- Rozgrywki
- Rozgrywki młodzieżowe
- Imprezy PZPS
- Komunikaty
- Temp
- Lotos Trefl Gdańsk w wielkim finale Pucharu Polski
Janusz Uznański - rzecznik Polskiego Związku Piłki Siatkowej/fot. Piotr Sumara, 18 kwietnia 2015
Lotos Trefl Gdańsk to debiutant w turnieju finałowym Pucharu Polski. Siatkarze z Gdańska osiągnęli już historyczny wynik. W półfinale pokonali PGE Skrę Bełchatów i w niedzielę zagrają w Ergo Arenie w wielkim finale.
PGE Skra Bełchatów – Lotos Trefl Gdańsk 1:3 (20:25, 23:25, 27:25, 22:25)
PGE Skra Bełchatów: Srecko Lisinac, Mariusz Wlazły, Facundo Conte, Andrzej Wrona, Nicolas Uriarte, Michał Winiarski, Kacper Piechocki (L) – Nicolas Marechal, Wojciech Włodarczyk, Karol Kłos, Ferdinand Tille (L), Aleksa Brdjović
Trener: Miguel Falasca
Lotos Trefl Gdańsk: Wojciech Grzyb, Marco Falaschi, Sebastian Schwarz, Bartosz Gawryszewski, Murphy Troy, Mateusz Mika, Piotr Gacek (L) – Mateusz Czunkiewicz, Damian Schulz, Artur Ratajczak
Trener: Andrea Anastasi
Pierwsza część seta otwierającego turniej finałowy Pucharu Polski należała do Lotosu Trefla.
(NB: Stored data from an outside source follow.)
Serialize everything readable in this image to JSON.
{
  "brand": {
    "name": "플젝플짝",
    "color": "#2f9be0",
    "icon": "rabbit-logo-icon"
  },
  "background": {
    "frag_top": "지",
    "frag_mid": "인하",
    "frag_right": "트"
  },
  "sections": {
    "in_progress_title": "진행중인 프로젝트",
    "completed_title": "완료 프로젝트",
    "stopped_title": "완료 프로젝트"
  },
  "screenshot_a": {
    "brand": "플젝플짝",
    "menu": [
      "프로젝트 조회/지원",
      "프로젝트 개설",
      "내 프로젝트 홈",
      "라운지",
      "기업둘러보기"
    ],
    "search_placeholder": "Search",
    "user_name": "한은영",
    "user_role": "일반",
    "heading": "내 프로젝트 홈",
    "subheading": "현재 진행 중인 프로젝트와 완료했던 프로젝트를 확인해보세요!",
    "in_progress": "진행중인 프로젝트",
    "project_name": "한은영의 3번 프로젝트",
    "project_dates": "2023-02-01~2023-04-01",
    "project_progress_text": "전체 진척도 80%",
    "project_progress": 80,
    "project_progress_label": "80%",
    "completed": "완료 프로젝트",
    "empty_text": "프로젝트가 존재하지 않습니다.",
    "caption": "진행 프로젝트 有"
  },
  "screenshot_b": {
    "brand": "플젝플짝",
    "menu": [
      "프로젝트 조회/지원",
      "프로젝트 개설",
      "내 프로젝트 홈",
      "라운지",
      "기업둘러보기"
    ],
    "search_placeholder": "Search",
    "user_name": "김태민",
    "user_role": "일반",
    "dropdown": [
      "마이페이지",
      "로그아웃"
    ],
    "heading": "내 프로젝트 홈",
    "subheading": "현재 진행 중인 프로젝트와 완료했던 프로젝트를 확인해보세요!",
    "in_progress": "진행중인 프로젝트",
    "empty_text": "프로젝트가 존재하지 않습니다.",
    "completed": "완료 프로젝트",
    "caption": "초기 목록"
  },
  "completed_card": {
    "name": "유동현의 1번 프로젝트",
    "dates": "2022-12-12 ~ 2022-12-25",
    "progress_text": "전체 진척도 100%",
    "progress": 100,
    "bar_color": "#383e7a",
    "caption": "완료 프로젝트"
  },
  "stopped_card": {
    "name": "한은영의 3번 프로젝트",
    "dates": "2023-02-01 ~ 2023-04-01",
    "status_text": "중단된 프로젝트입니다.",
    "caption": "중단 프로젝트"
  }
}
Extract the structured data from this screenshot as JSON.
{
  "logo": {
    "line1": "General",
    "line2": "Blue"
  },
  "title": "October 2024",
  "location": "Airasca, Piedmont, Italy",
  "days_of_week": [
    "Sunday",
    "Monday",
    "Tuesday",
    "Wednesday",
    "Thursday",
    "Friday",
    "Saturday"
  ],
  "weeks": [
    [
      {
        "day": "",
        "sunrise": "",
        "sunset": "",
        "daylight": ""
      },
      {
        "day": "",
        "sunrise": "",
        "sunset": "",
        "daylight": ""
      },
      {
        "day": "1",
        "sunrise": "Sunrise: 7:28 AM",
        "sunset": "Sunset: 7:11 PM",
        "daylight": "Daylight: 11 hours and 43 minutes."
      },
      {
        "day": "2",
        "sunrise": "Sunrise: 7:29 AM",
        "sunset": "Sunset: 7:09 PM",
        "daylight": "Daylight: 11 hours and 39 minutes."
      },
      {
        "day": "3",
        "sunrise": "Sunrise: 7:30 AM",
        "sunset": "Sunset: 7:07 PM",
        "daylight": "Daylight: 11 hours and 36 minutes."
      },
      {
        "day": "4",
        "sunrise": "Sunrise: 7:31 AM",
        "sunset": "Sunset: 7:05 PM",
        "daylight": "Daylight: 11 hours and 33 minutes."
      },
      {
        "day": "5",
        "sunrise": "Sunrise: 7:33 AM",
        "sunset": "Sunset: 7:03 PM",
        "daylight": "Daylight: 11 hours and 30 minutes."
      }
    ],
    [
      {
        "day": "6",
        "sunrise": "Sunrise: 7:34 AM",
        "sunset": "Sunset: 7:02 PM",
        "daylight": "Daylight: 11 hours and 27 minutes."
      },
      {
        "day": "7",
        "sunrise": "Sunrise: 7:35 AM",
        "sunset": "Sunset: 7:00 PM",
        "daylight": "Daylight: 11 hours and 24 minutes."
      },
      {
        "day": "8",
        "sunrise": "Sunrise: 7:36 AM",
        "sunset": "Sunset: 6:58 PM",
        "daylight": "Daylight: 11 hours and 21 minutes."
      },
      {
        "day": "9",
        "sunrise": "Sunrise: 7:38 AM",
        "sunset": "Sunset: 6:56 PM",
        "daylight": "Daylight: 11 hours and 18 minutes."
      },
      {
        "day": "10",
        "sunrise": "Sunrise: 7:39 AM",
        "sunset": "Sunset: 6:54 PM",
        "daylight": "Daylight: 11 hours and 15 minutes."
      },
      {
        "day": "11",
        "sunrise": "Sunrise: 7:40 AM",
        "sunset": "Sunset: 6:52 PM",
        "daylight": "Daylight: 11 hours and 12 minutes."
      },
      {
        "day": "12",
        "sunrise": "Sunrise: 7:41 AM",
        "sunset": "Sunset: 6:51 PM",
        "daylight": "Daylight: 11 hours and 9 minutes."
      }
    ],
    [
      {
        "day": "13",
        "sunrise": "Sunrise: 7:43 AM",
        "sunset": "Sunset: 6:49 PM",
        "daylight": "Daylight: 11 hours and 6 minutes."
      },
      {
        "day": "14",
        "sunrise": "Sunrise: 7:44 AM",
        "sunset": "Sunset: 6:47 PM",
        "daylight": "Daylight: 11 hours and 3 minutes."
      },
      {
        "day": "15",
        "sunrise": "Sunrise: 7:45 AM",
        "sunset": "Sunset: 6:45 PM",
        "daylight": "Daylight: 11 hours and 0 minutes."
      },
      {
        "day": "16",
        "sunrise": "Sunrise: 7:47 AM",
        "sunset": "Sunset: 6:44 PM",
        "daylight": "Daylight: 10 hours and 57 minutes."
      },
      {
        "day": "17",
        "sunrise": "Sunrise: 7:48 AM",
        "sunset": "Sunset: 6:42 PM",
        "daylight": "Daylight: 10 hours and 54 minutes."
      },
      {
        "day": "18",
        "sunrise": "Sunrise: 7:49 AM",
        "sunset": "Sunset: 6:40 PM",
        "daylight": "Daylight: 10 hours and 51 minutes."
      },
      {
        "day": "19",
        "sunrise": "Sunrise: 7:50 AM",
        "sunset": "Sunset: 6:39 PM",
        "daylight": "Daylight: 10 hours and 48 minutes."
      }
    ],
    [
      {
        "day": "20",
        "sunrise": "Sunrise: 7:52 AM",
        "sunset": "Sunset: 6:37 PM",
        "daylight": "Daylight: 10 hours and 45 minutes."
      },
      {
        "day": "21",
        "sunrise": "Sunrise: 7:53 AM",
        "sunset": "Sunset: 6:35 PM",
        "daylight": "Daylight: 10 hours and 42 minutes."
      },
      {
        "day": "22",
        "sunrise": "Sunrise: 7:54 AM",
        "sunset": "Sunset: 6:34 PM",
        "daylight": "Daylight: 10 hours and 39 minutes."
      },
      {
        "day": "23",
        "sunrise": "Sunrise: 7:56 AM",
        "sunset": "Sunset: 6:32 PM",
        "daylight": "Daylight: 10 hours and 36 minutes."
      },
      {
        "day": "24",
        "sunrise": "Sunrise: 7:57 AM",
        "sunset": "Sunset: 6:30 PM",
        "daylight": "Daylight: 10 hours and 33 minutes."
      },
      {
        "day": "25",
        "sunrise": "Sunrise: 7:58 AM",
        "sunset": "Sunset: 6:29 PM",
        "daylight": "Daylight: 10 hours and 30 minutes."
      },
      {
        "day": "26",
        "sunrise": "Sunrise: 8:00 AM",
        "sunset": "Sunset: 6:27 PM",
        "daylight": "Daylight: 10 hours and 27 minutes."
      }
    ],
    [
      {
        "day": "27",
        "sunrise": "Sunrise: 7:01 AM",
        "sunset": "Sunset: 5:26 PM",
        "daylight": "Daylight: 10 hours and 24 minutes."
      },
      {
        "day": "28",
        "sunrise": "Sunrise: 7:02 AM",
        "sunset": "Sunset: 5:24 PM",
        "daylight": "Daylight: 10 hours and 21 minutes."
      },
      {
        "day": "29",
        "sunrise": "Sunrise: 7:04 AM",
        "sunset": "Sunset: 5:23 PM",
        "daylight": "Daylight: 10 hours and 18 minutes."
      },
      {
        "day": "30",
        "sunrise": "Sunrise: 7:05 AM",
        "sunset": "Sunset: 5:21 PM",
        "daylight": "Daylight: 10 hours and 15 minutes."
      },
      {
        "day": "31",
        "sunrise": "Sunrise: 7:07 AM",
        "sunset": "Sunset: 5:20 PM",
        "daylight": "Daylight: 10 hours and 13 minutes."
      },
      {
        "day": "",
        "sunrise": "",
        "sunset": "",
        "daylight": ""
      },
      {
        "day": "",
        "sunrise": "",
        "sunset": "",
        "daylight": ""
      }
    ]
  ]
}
Gospodarze, głównie za sprawą skuteczności w polu zagrywki odskoczyli na pięć punktów (8:5). W połowie dystansu bełchatowianie po opanowaniu problemów z przyjęciem doprowadzili do wyrównania (12:12). Do stanu 16:16 trwała walka punkt za punkt. W tym momencie Wojciech Grzyb zmienną zagrywką sprawił, że gospodarze wyszli na dwupunktowe prowadzenie. Siatkarze z Gdańska pieczołowicie pilnowali przewagi a na samym finiszu dodali jeszcze kolejne dwa punktu i to absolutnie wystarczyło by zwyciężyć do 20.
Drugą partię siatkarze PGE Skry rozpoczęli bardzo nerwowo. Kluczowi gracze popełniali błędy i w rezultacie podczas pierwszej przerwie technicznej przegrywali 6:8. Gracze z Wybrzeża byli w tej części gry niezmiernie zdeterminowani. Walczyli o każdą piłkę niezwykle ofiarnie. To w połączeniu ze skutecznymi działaniami motywującymi Piotra Gacka procentowało na tablicy wyników. Lotos Trefl powiększył przewagę do pięciu punktów (15:10). Trener Falasca sukcesywnie dokonywał zmian w składzie. Na boisku pojawili się Karol Kłos, Wojciech Włodarczyk, Nicolas Marechal, Ferdinad Tille, Aleksa Brdjović, ale początkowo nie zmieniło to znacząco obrazu gry bełchatowian. Drużyna gości zawodziła przede wszystkim w ofensywie. Kiedy jednak nowe zestawienie kadrowe zazębiło się Skra zbliżyła się na jeden punkt (19:20). Zapewne misja trwałaby dalej, gdyby nie proste błędy w polu zagrywki. W rezultacie zespół z Bełchatowa przegrał do 23.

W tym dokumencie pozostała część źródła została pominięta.